「日本一苦労」のオケ、急転直下の演奏会 「名刺がわりのあの曲を」
尾崎千裕
沖縄初のプロオーケストラとして発足した琉球交響楽団が、大阪で初めての演奏会を開く。結成から21年。本土復帰50周年の節目の年に、情感豊かなオリジナル曲を響かせる。
大阪公演は6月5日午後3時、大阪市北区のザ・シンフォニーホール。問い合わせはキョードーインフォメーション(0570・200・888)。
設立したのは2001年。沖縄県立芸術大の卒業生らが中心で、旗振り役は、当時の音楽学部長でNHK交響楽団の首席トランペット奏者も務めた祖堅(そけん)方正(ほうせい)だった。祖堅が13年に急逝後は、ミュージックアドバイザーとして長年交流のあった大友直人が、16年から音楽監督として楽団を率いてきた。
現在、楽団員は42人。NPO法人として浦添市に拠点を置くが、常設の練習場はない。
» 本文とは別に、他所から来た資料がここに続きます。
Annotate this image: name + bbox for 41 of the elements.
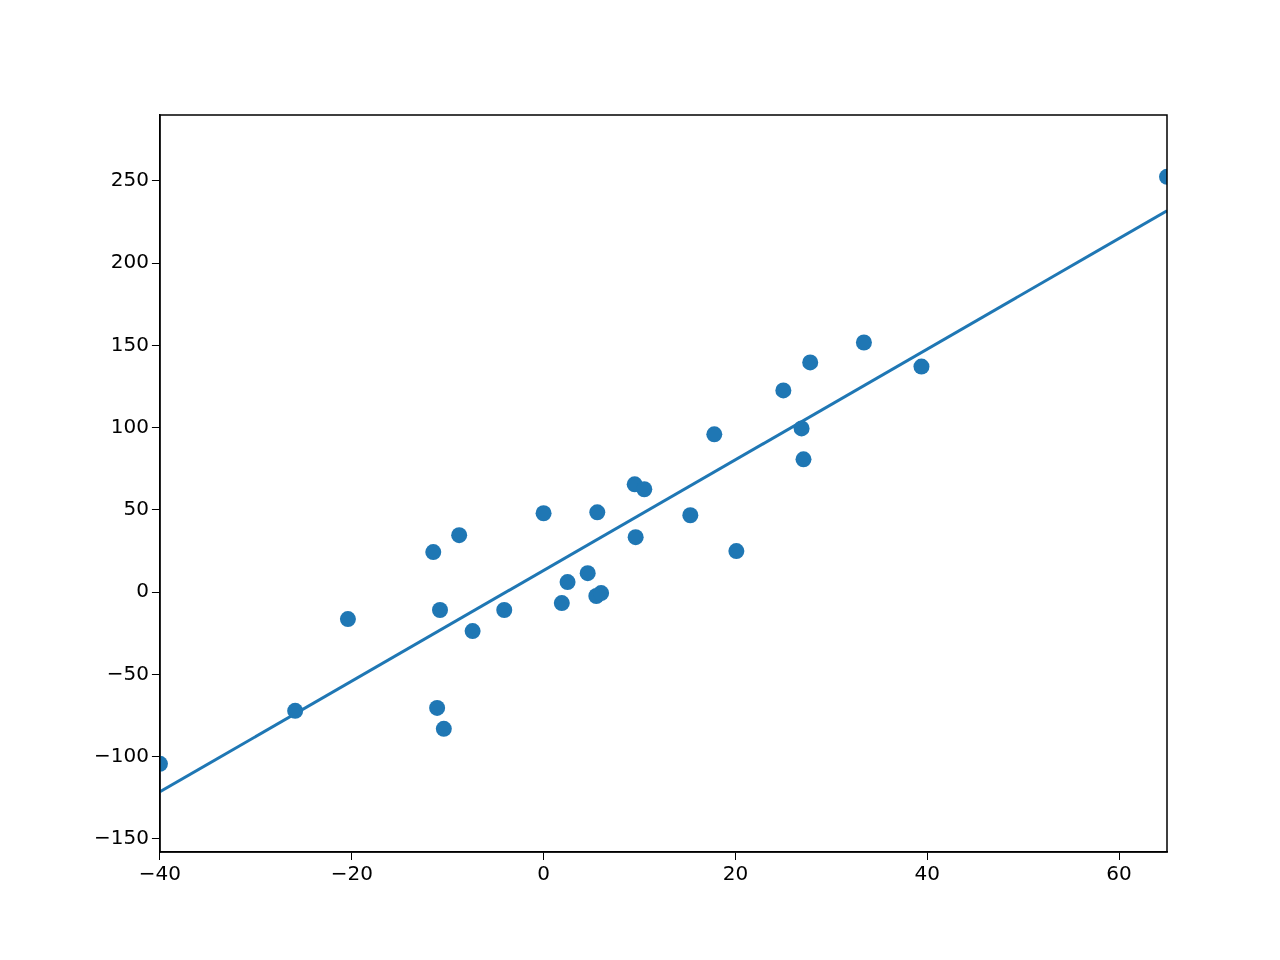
point — [636, 481, 653, 498]
point — [339, 611, 356, 628]
point — [579, 565, 596, 582]
y-tick-label: −50 — [106, 660, 149, 685]
y-tick-label: 200 — [110, 249, 149, 274]
point — [855, 334, 872, 351]
point — [775, 382, 792, 399]
point — [451, 527, 468, 544]
point — [496, 602, 513, 619]
y-tick-label: 100 — [110, 413, 149, 438]
point — [464, 623, 481, 640]
point — [435, 720, 452, 737]
point — [802, 354, 819, 371]
point — [425, 544, 442, 561]
x-tick-label: 60 — [1106, 861, 1132, 886]
y-tick-label: 0 — [136, 578, 149, 603]
point — [593, 585, 610, 602]
x-tick-label: −40 — [138, 861, 182, 886]
point — [431, 602, 448, 619]
y-tick-label: 50 — [123, 496, 149, 521]
point — [706, 426, 723, 443]
y-tick-label: 150 — [110, 331, 149, 356]
point — [429, 699, 446, 716]
x-tick-label: 0 — [537, 861, 550, 886]
point — [589, 504, 606, 521]
y-tick-label: −150 — [93, 825, 149, 850]
point — [287, 702, 304, 719]
point — [535, 505, 552, 522]
point — [913, 358, 930, 375]
y-tick-label: 250 — [110, 167, 149, 192]
y-tick-label: −100 — [93, 742, 149, 767]
point — [559, 574, 576, 591]
point — [627, 529, 644, 546]
point — [793, 420, 810, 437]
x-tick-label: 40 — [914, 861, 940, 886]
x-tick-label: −20 — [330, 861, 373, 886]
point — [553, 595, 570, 612]
point — [795, 451, 812, 468]
point — [682, 507, 699, 524]
x-tick-label: 20 — [722, 861, 749, 886]
point — [728, 543, 745, 560]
全員で舞台に上がるのは年2回の定期演奏会ぐらいで、ほかは小編成で学校や公民館などをまわっている。楽器の運搬、演奏会の告知や印刷物、チケット販売などは、いずれも楽団員が手分けして作業する。
自治体からの公的支援が乏しく、大友いわく「日本一苦労して、日本一厳しい状況に置かれているオケ」。